To further enhance model performance, I implemented feature engineering, class imbalance handling, and hyperparameter tuning. Feature engineering allowed me to create more informative variables, improving the model's ability to distinguish between customers likely to churn and those likely to stay. I then optimised the model by tuning hyperparameters using grid search and random search techniques to find the best combination of parameters for XGBoost.

Snapshot of Feature Importance for the selected model

Snapshot of Feature Importance for the selected model

To ensure the model's reliability, I validated its performance using K-Folds Cross-Validation, which helped confirm its robustness across different subsets of the dataset. This step ensured that the model's accuracy was not just a result of overfitting but was consistently performing well across various data splits.

Snapshot of K-Folds Cross Validation Results for the trained models

K-Folds Cross Validation Results for the trained models

Finally, I exported the trained model for future deployment and created an interactive visualisation dashboard using Tableau. This dashboard presents key insights such as the correlation of transaction amount/count and customer attrition, attrition status by income category, and the relationship of income and card category relative to the number of inactive months of the customer.
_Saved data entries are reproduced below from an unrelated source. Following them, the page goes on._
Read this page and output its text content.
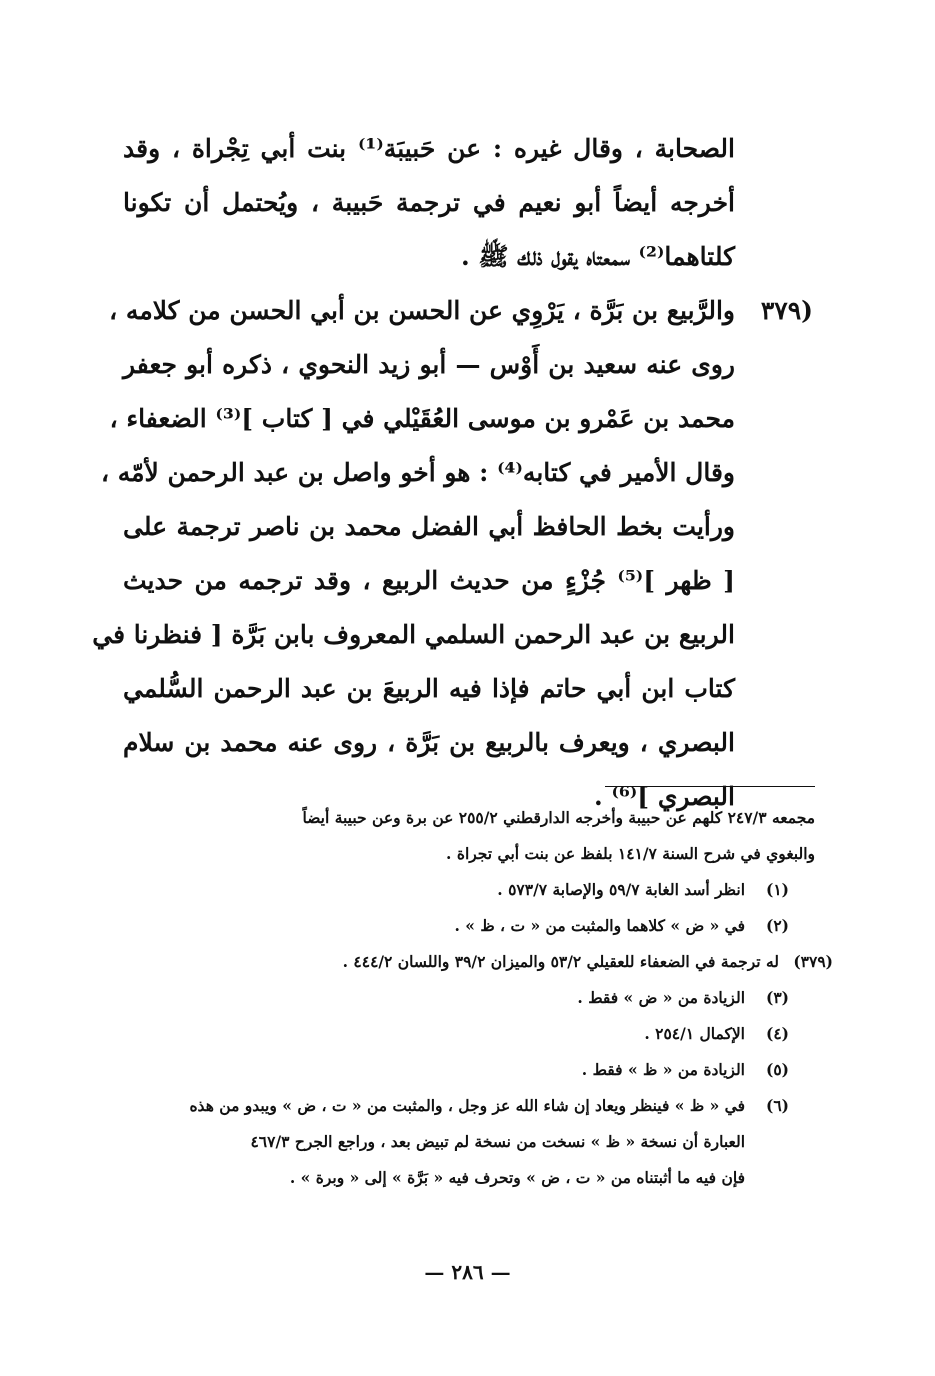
الصحابة ، وقال غيره : عن حَبيبَة⁽¹⁾ بنت أبي تِجْراة ، وقد
أخرجه أيضاً أبو نعيم في ترجمة حَبيبة ، ويُحتمل أن تكونا
كلتاهما⁽²⁾ سمعتاه يقول ذلك ﷺ .
(٣٧٩
والرَّبيع بن بَرَّة ، يَرْوِي عن الحسن بن أبي الحسن من كلامه ،
روى عنه سعيد بن أَوْس — أبو زيد النحوي ، ذكره أبو جعفر
محمد بن عَمْرو بن موسى العُقَيْلي في [ كتاب ]⁽³⁾ الضعفاء ،
وقال الأمير في كتابه⁽⁴⁾ : هو أخو واصل بن عبد الرحمن لأمّه ،
ورأيت بخط الحافظ أبي الفضل محمد بن ناصر ترجمة على
[ ظهر ]⁽⁵⁾ جُزْءٍ من حديث الربيع ، وقد ترجمه من حديث
الربيع بن عبد الرحمن السلمي المعروف بابن بَرَّة [ فنظرنا في
كتاب ابن أبي حاتم فإذا فيه الربيعَ بن عبد الرحمن السُّلمي
البصري ، ويعرف بالربيع بن بَرَّة ، روى عنه محمد بن سلام
البصري ]⁽⁶⁾ .
مجمعه ٢٤٧/٣ كلهم عن حبيبة وأخرجه الدارقطني ٢٥٥/٢ عن برة وعن حبيبة أيضاً
والبغوي في شرح السنة ١٤١/٧ بلفظ عن بنت أبي تجراة .
(١)
انظر أسد الغابة ٥٩/٧ والإصابة ٥٧٣/٧ .
(٢)
في « ض » كلاهما والمثبت من « ت ، ظ » .
(٣٧٩)
له ترجمة في الضعفاء للعقيلي ٥٣/٢ والميزان ٣٩/٢ واللسان ٤٤٤/٢ .
(٣)
الزيادة من « ض » فقط .
(٤)
الإكمال ٢٥٤/١ .
(٥)
الزيادة من « ظ » فقط .
(٦)
في « ظ » فينظر ويعاد إن شاء الله عز وجل ، والمثبت من « ت ، ض » ويبدو من هذه
العبارة أن نسخة « ظ » نسخت من نسخة لم تبيض بعد ، وراجع الجرح ٤٦٧/٣
فإن فيه ما أثبتناه من « ت ، ض » وتحرف فيه « بَرَّة » إلى « وبرة » .
— ٢٨٦ —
By integrating machine learning predictions with intuitive visualisations, the project offers a data-driven tool for banks to proactively address customer attrition and enhance customer retention strategies.

This project strengthened my understanding of data preprocessing, model selection, hyperparameter tuning, and validation techniques, while also allowing me to explore how predictive analytics can drive business decisions. The combination of machine learning and visualisation ensures that the results are not only accurate but also actionable for stakeholders.